Les huiles essentielles font l’objet de nombreux appels au Centre antipoisons. C’est pourquoi, nous vous proposons un voyage aromatique afin de démystifier le monde des huiles essentielles, en mettant principalement l’accent sur leur(s) éventuelle(s) toxicité(s).

Au départ, il faut savoir qu’une huile essentielle est composée de plusieurs molécules (principes actifs), et que ces principes actifs peuvent être classés en familles biochimiques. Nous allons donc passer en revue les principales familles existantes afin de mieux comprendre ce que l’on peut/doit faire et ce que l’on ne peut/doit pas faire.

Les grandes familles biochimiques

Globalement, il existe une quinzaine de familles biochimiques : les alcools monoterpéniques (monoterpénols), les alcools sesquiterpéniques (sesquiterpénols), les phénols, les aldéhydes aromatiques, les aldéhydes terpéniques, les cétones, les lactones, les coumarines, les esters, les éthers, les oxydes, les monoterpènes, les sesquiterpènes, les phtalides, les composés soufrés et les composés azotés.

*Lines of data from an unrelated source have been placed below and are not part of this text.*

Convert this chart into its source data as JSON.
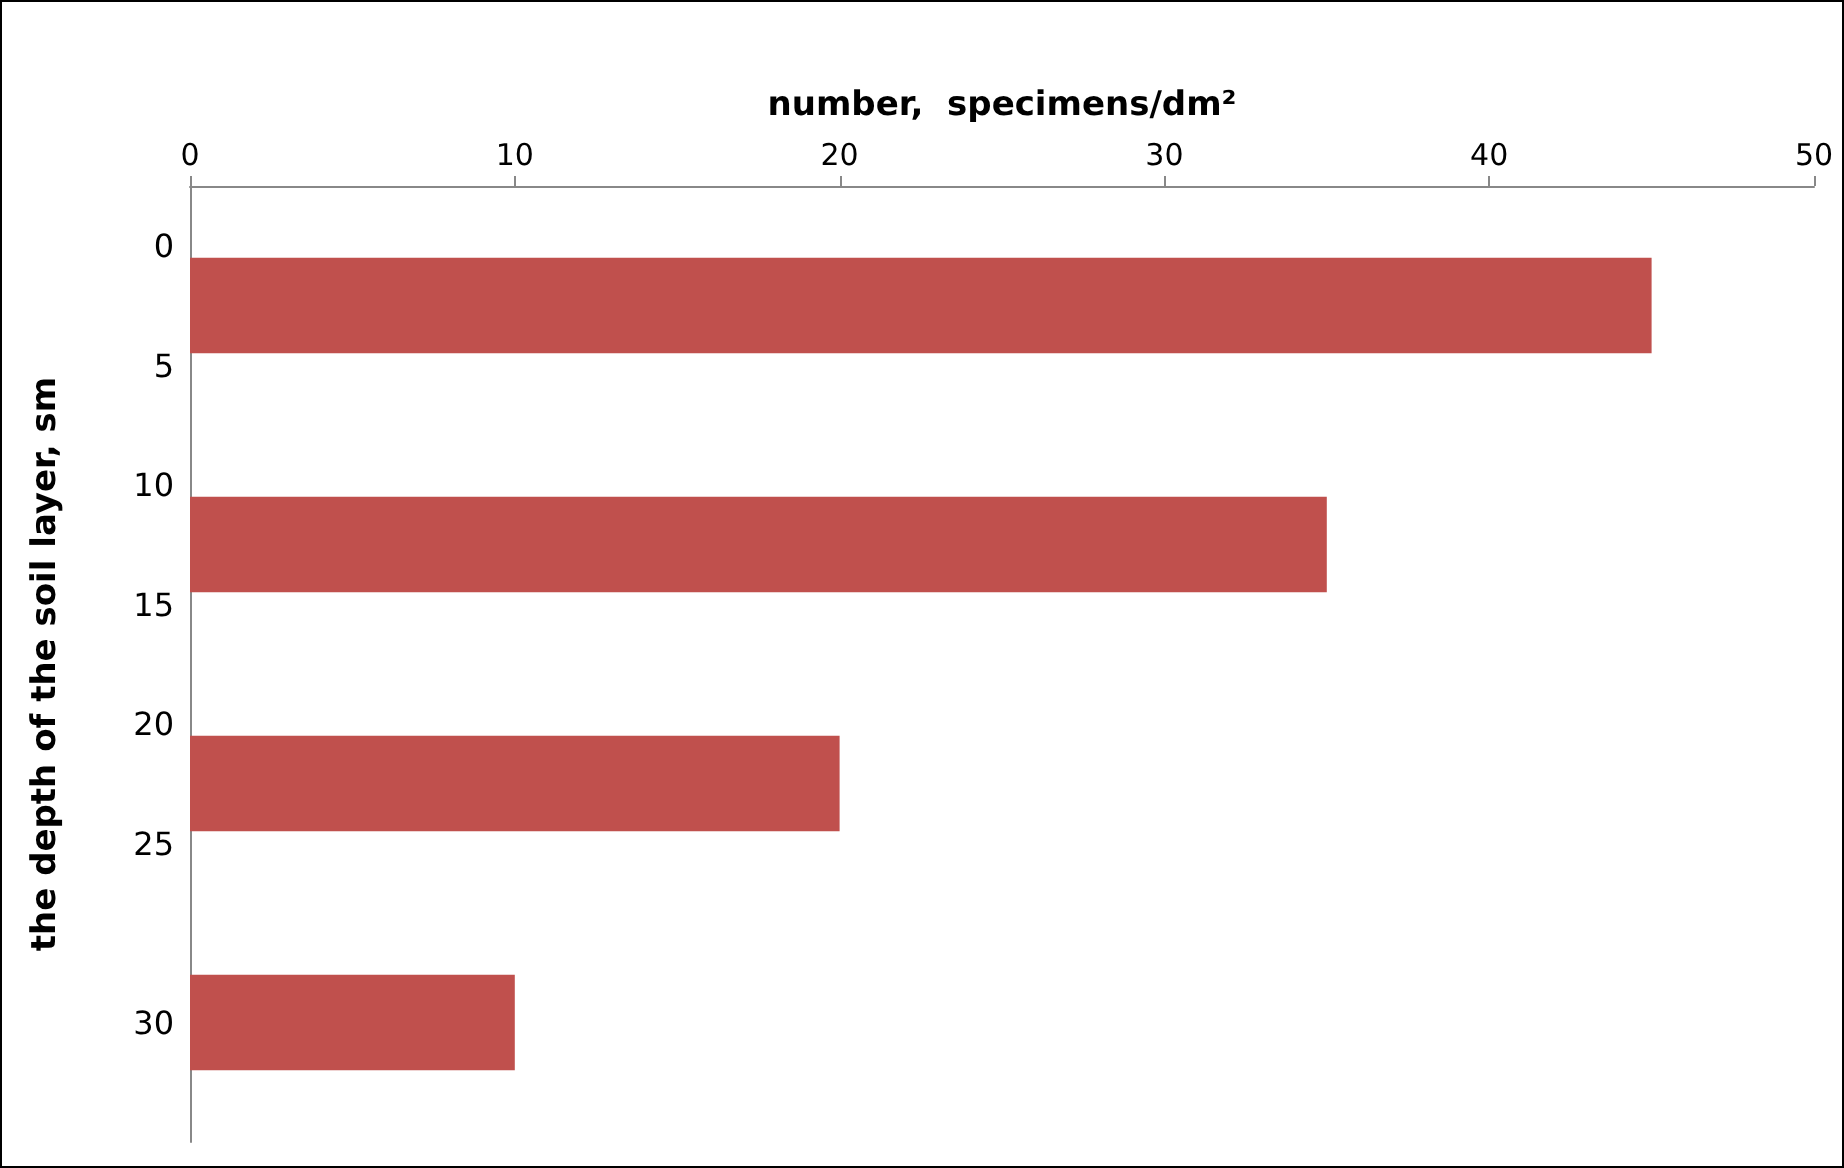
{
  "chart_data": {
    "type": "bar",
    "orientation": "horizontal",
    "xlabel": "number,  specimens/dm²",
    "ylabel": "the depth of the soil layer, sm",
    "categories": [
      "0\n5",
      "10\n15",
      "20\n25",
      "30"
    ],
    "values": [
      45,
      35,
      20,
      10
    ],
    "color": "#c0504d",
    "xlim": [
      0,
      50
    ],
    "xticks": [
      0,
      10,
      20,
      30,
      40,
      50
    ],
    "grid": false
  }
}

Pour chacune d’entre elles (à l’exception des trois dernières présentes en très petite quantité dans les huiles essentielles), nous aborderons quelques exemples de principes actifs de la famille, quelques huiles essentielles contenant cette famille, les précautions d’emploi et/ou contre-indications.

Ne perdez jamais de vue que toute toxicité dépend de(s) huile(s) essentielle(s) utilisée(s), de l’âge de la personne, de la localisation/mode d’administration, de la dilution et de la fréquence d’utilisation…ce qui peut amener beaucoup de variations possibles.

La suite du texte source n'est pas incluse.